Cat Whisperer, are those effects bugs or features?
Farm policy, at least, has reason to set standard prices rather than leaving farmers open to the vagaries of boom-bust economics.
The system may not be the best possible, but it may be smarter than what farmers would do on their own.
That said, I do think there have been mistakes in the US corn industry, & government was part of them. I’m just not convinced* laissez-faire* wouldn’t make other mistakes that’d be as bad.
Forgive me, I was unclear. I don’t mean just cases where a civil agency is competing against a private outfit in the same market. I mean, are there cases where civil servants are doing something less well than private companies would in competition with each other? That could be in the absence of a public sector operation.
Ah, or Kelo v. New London! Yes, great example.
Of course, that’s not generalizable. It’s not a takeover of a sector, just a case of forcing an individual to sell his land that another might benefit. There are cases where eminent domain has done good (like building universities & hospitals). So it’s not proof of general government incompetence.

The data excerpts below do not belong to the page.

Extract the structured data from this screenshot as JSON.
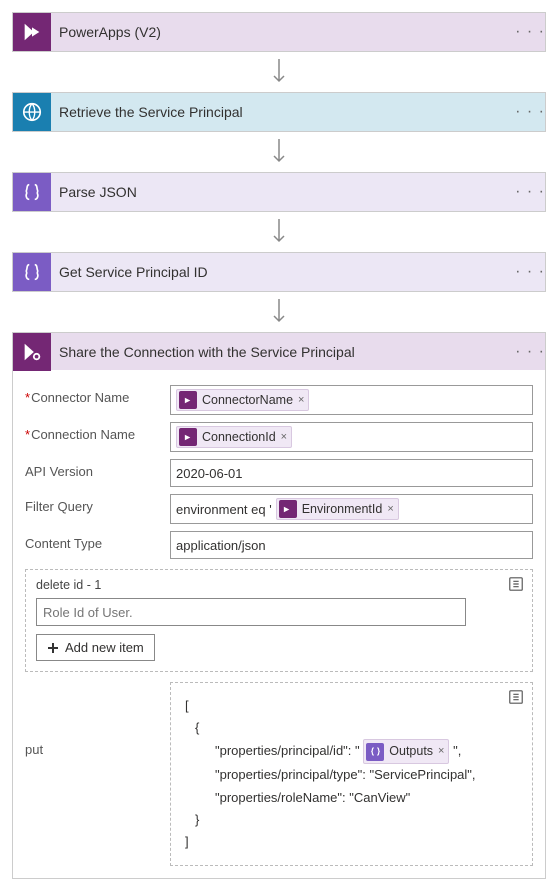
{
  "steps": {
    "s1": {
      "title": "PowerApps (V2)"
    },
    "s2": {
      "title": "Retrieve the Service Principal"
    },
    "s3": {
      "title": "Parse JSON"
    },
    "s4": {
      "title": "Get Service Principal ID"
    },
    "s5": {
      "title": "Share the Connection with the Service Principal"
    }
  },
  "fields": {
    "connectorName": {
      "label": "Connector Name",
      "token": "ConnectorName"
    },
    "connectionName": {
      "label": "Connection Name",
      "token": "ConnectionId"
    },
    "apiVersion": {
      "label": "API Version",
      "value": "2020-06-01"
    },
    "filterQuery": {
      "label": "Filter Query",
      "prefix": "environment eq '",
      "token": "EnvironmentId"
    },
    "contentType": {
      "label": "Content Type",
      "value": "application/json"
    }
  },
  "deleteBox": {
    "label": "delete id - 1",
    "placeholder": "Role Id of User.",
    "addBtn": "Add new item"
  },
  "putBox": {
    "label": "put",
    "l1": "[",
    "l2": "{",
    "l3a": "\"properties/principal/id\": \"",
    "l3token": "Outputs",
    "l3b": "\",",
    "l4": "\"properties/principal/type\": \"ServicePrincipal\",",
    "l5": "\"properties/roleName\": \"CanView\"",
    "l6": "}",
    "l7": "]"
  },
  "ellipsis": "· · ·",
  "x": "×"
}
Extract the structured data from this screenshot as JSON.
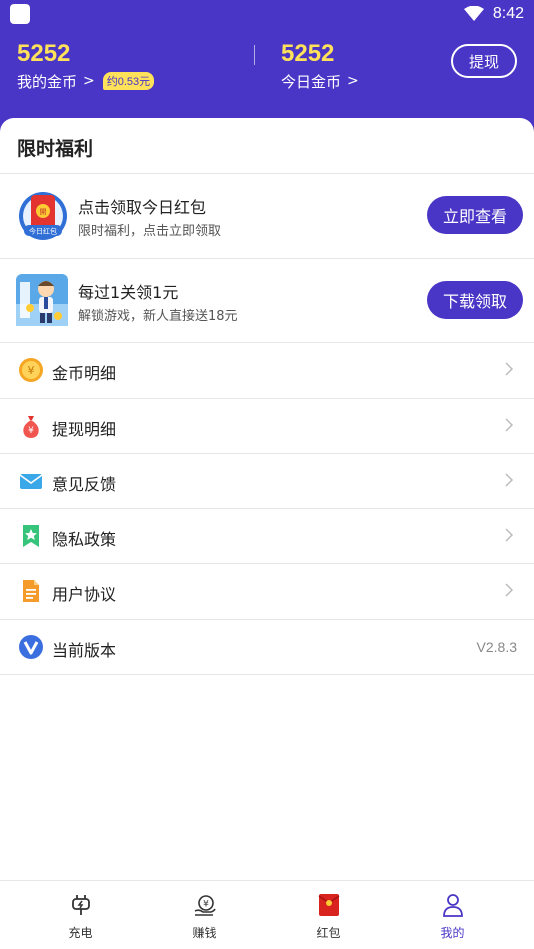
{
  "status_bar": {
    "time": "8:42"
  },
  "header": {
    "my_coins": {
      "value": "5252",
      "label": "我的金币",
      "approx": "约0.53元"
    },
    "today_coins": {
      "value": "5252",
      "label": "今日金币"
    },
    "withdraw_label": "提现"
  },
  "section": {
    "title": "限时福利"
  },
  "promos": [
    {
      "title": "点击领取今日红包",
      "subtitle": "限时福利，点击立即领取",
      "button": "立即查看",
      "icon": "red-envelope-icon",
      "icon_text": "今日红包"
    },
    {
      "title": "每过1关领1元",
      "subtitle": "解锁游戏，新人直接送18元",
      "button": "下载领取",
      "icon": "game-character-icon"
    }
  ],
  "menu": [
    {
      "label": "金币明细",
      "icon": "coin-icon"
    },
    {
      "label": "提现明细",
      "icon": "money-bag-icon"
    },
    {
      "label": "意见反馈",
      "icon": "mail-icon"
    },
    {
      "label": "隐私政策",
      "icon": "bookmark-star-icon"
    },
    {
      "label": "用户协议",
      "icon": "document-icon"
    },
    {
      "label": "当前版本",
      "icon": "version-v-icon",
      "value": "V2.8.3"
    }
  ],
  "bottom_nav": [
    {
      "label": "充电",
      "icon": "charge-icon",
      "active": false
    },
    {
      "label": "赚钱",
      "icon": "earn-money-icon",
      "active": false
    },
    {
      "label": "红包",
      "icon": "red-packet-icon",
      "active": false
    },
    {
      "label": "我的",
      "icon": "user-icon",
      "active": true
    }
  ],
  "colors": {
    "primary": "#4a36c6",
    "coin_yellow": "#ffe25a",
    "red": "#e3342f"
  }
}
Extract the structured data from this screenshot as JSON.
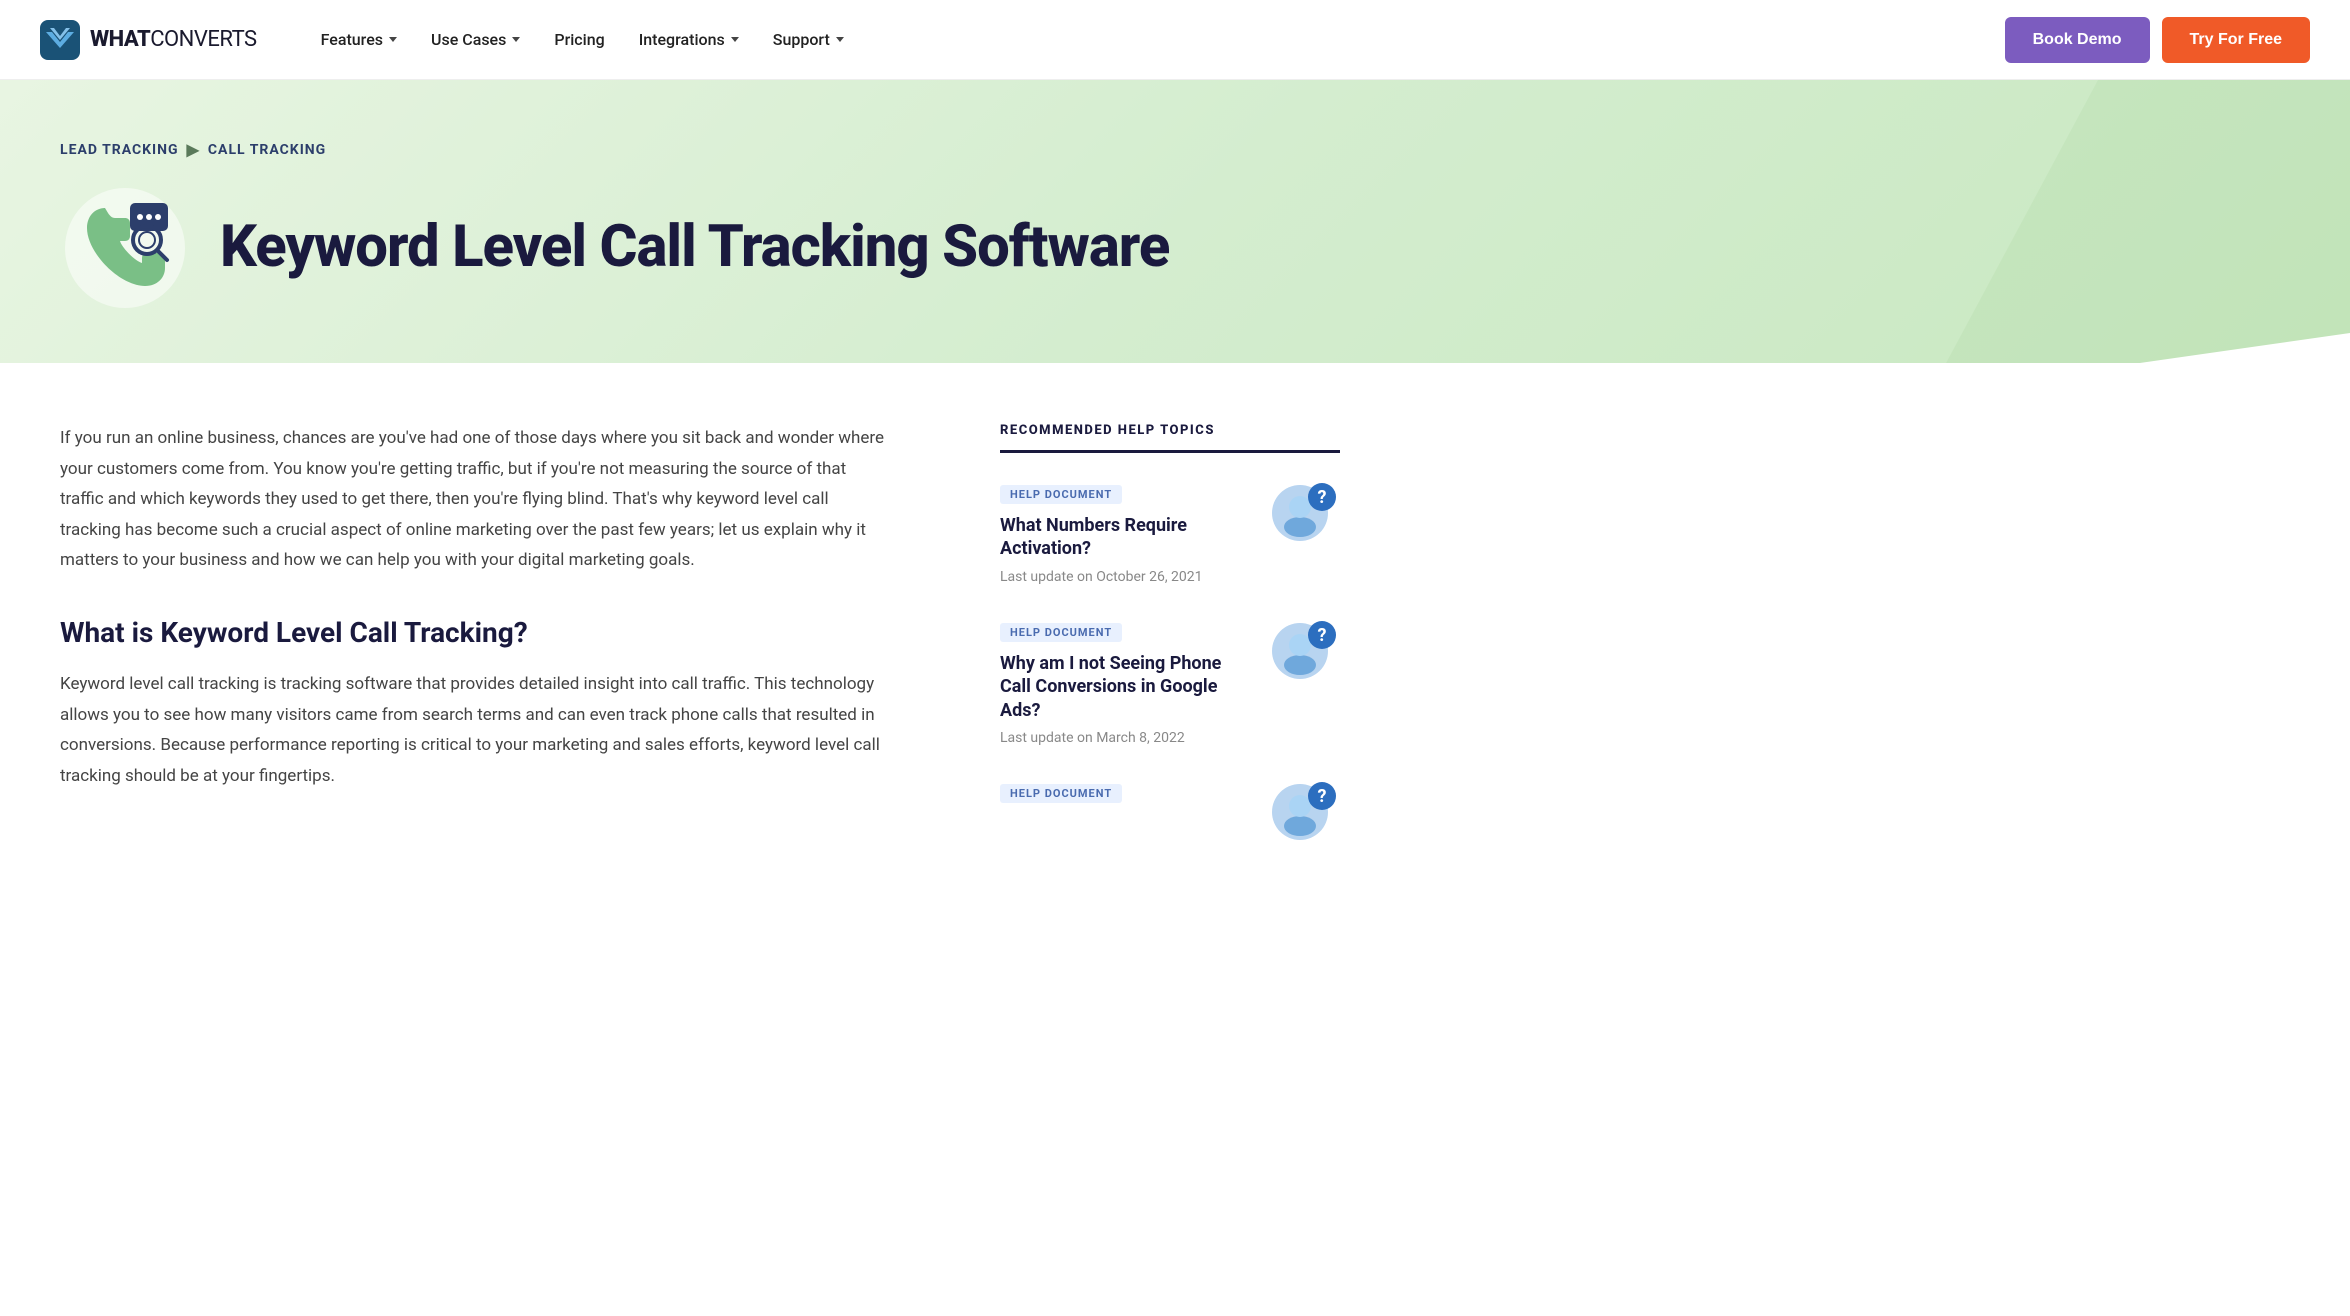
{
  "nav": {
    "logo_bold": "WHAT",
    "logo_regular": "CONVERTS",
    "items": [
      {
        "label": "Features",
        "has_dropdown": true
      },
      {
        "label": "Use Cases",
        "has_dropdown": true
      },
      {
        "label": "Pricing",
        "has_dropdown": false
      },
      {
        "label": "Integrations",
        "has_dropdown": true
      },
      {
        "label": "Support",
        "has_dropdown": true
      }
    ],
    "btn_book": "Book Demo",
    "btn_try": "Try For Free"
  },
  "hero": {
    "breadcrumb_parent": "LEAD TRACKING",
    "breadcrumb_child": "CALL TRACKING",
    "title": "Keyword Level Call Tracking Software"
  },
  "main": {
    "intro": "If you run an online business, chances are you've had one of those days where you sit back and wonder where your customers come from. You know you're getting traffic, but if you're not measuring the source of that traffic and which keywords they used to get there, then you're flying blind. That's why keyword level call tracking has become such a crucial aspect of online marketing over the past few years; let us explain why it matters to your business and how we can help you with your digital marketing goals.",
    "section1_title": "What is Keyword Level Call Tracking?",
    "section1_body": "Keyword level call tracking is tracking software that provides detailed insight into call traffic. This technology allows you to see how many visitors came from search terms and can even track phone calls that resulted in conversions. Because performance reporting is critical to your marketing and sales efforts, keyword level call tracking should be at your fingertips."
  },
  "sidebar": {
    "section_title": "RECOMMENDED HELP TOPICS",
    "cards": [
      {
        "badge": "HELP DOCUMENT",
        "title": "What Numbers Require Activation?",
        "date": "Last update on October 26, 2021"
      },
      {
        "badge": "HELP DOCUMENT",
        "title": "Why am I not Seeing Phone Call Conversions in Google Ads?",
        "date": "Last update on March 8, 2022"
      },
      {
        "badge": "HELP DOCUMENT",
        "title": "",
        "date": ""
      }
    ]
  }
}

Is that “natural dynamic” the growth of private market dominance? Does good government require a submission to that natural dynamic any more than good architecture requires submission to the natural dynamic of rocks falling?
I think it did, in a way, by changing regulations. But what would have happened in a laissez-faire system? Seems like the historical change was a change from one government-overseen paradigm to another, or a few tweaks to a given paradigm, not a takeover of a classically liberal economy. Ill effects of changing a system already informed by New Deal policies don’t necessarily argue for a change to a non-New Deal system.
Also, Thomas Sowell has to work pretty hard for me to take him seriously, sorry. I’ve seen him engage in fallacious & just plain ignorant argument (even by my low & almost trollish standards) too much.
Skimmed Wallison. His argument is assuming an answer the question I’m asking. Using that as a cite feels like question-begging.